Lenten Reflection Day #9


AA reminds us that we can’t make it alone; we really do need other people.   The society we live in makes it ever so easy to live in isolation.   We can’t be fully human without loving relationships with other people. 

Not all relationships are helpful however.  The prodigal son formed relationships when he was squandering his inheritance.  Unfortunately, they were shallow relationships that didn’t support him in the quest to live the wholeness that was God’s intention for him.  Early on in the AA program people come to realize that there are some relationships that will have to either change dramatically or be broken off altogether — those relationships that previously encouraged the person to be a drunk. They also come to appreciate how essential it is to have relationships with people who are with them on the road to recovery.  There are days when the temptation to despair and turn back to drinking can be withstood only by making contact with others who can stand in solidarity with them. 

As a person enters AA, they are given a sponsor.  In the early stages of being in recovery the primary sustaining relationships with others will be ones in which they are the recipients.  For some people acknowledging how much they need this kind of support will be profoundly humbling, requiring the surrender of the arrogant illusion that they can handle their problems all by themselves. 

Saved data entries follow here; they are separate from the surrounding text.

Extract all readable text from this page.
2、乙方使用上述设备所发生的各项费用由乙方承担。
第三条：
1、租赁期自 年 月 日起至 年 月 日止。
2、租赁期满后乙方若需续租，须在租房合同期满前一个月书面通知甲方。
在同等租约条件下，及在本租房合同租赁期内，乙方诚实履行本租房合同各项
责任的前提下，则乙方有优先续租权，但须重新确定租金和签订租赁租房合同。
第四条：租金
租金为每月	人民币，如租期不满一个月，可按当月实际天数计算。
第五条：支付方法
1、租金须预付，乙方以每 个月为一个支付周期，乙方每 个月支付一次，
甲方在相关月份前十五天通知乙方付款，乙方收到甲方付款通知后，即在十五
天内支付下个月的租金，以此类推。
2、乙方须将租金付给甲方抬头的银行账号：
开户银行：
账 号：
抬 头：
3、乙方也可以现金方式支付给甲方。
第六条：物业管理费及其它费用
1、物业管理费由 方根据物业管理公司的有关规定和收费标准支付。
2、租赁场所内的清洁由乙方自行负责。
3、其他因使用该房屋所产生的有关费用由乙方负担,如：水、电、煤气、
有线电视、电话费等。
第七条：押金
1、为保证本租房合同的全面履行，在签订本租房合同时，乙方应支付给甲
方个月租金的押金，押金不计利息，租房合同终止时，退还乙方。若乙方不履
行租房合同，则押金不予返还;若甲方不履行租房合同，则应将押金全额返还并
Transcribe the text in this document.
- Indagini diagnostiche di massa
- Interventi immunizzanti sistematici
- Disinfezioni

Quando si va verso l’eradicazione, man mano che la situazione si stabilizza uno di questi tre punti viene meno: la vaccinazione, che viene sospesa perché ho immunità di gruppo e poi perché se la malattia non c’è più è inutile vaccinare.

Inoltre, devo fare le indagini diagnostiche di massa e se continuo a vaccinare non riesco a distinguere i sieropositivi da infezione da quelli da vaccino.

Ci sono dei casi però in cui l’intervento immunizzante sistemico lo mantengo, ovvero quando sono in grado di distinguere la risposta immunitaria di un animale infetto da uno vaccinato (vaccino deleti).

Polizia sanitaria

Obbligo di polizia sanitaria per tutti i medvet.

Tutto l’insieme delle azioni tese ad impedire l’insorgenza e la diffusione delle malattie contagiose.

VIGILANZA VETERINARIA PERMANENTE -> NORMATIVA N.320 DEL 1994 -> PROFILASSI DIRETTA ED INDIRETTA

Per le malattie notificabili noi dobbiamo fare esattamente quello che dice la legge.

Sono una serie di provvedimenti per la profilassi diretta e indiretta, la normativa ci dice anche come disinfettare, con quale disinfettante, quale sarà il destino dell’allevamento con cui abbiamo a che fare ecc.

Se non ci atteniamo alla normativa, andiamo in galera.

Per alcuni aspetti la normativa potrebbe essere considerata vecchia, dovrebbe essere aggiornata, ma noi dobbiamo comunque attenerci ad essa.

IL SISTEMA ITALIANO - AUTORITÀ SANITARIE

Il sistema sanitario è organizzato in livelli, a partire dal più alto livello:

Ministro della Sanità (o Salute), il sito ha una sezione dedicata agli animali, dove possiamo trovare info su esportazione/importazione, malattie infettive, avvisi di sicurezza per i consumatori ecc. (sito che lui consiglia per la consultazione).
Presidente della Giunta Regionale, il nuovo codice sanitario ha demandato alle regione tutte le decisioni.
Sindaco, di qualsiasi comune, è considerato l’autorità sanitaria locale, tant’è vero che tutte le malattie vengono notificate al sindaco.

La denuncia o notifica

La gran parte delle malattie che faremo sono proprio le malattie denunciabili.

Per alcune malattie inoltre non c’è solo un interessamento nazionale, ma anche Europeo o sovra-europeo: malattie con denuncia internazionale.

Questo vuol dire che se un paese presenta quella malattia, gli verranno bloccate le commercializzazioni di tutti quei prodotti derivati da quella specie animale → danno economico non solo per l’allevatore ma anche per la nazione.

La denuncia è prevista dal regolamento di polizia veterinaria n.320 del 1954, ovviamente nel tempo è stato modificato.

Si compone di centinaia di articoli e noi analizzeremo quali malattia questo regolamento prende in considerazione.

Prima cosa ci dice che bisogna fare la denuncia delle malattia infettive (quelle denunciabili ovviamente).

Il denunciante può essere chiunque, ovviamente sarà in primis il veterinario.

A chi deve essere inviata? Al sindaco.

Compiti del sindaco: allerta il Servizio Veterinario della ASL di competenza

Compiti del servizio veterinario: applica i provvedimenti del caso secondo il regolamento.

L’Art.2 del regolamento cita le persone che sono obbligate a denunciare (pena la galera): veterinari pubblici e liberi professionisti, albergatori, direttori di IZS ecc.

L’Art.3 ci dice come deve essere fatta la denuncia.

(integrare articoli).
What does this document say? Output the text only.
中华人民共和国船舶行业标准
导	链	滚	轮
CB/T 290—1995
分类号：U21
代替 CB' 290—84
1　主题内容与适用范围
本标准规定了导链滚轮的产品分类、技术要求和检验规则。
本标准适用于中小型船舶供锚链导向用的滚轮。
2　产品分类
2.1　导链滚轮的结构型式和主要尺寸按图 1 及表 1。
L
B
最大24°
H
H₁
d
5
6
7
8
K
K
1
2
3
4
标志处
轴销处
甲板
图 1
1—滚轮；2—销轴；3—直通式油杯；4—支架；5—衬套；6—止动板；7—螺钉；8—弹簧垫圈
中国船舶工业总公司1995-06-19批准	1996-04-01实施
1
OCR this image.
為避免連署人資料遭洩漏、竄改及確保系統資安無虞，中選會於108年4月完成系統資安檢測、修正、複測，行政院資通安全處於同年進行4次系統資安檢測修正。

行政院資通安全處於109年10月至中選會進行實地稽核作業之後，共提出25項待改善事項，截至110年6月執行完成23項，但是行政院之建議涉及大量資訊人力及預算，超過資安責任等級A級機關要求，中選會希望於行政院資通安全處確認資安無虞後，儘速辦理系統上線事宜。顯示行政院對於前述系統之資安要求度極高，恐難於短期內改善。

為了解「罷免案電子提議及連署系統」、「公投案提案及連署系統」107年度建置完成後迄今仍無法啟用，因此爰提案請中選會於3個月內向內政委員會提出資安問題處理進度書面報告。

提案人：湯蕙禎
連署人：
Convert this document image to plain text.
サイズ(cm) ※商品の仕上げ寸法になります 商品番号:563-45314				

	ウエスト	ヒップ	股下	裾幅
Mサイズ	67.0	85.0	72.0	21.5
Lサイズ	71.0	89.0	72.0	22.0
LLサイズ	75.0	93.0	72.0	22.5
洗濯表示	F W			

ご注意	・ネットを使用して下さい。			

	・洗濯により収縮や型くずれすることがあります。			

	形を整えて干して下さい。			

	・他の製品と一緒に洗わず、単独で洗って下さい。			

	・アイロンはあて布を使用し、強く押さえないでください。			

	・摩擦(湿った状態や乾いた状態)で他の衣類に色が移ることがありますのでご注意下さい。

As persons move further along the road of recovery the program requires that they serve as sponsors for others.  A shift begins to take place.  Although they often continue to be on the receiving end, as time passes their continued recovery requires that they become accustomed to giving to others in the program.   They must be there for persons who are in a more fragile place than themselves.   Notice, this isn’t simply because it’s the “right thing” to do, but because it is what is required to keep them from relapsing into the kind of self-absorption that took them down in the first place. 

The parallels to being a part of the Church are obvious.  It has been said that being a Christian is one of those things you just can’t do alone.   Recovery from bondage to sin and death doesn’t happen in isolation.   Some of us are naturally “people” persons and will find this truth relatively easy to embrace. (If you are such a person, you probably find the “looking inward” part of recovery more challenging.)   Others of us (myself included) are more “introverted” by nature and will need to consciously resist our inclination to go off by ourselves.  

Lord Jesus, you said that where two or three are gathered together in your name, there you are as well.  Help us to seek out the sustaining relationships with others who would with us the journey of following you.  Amen.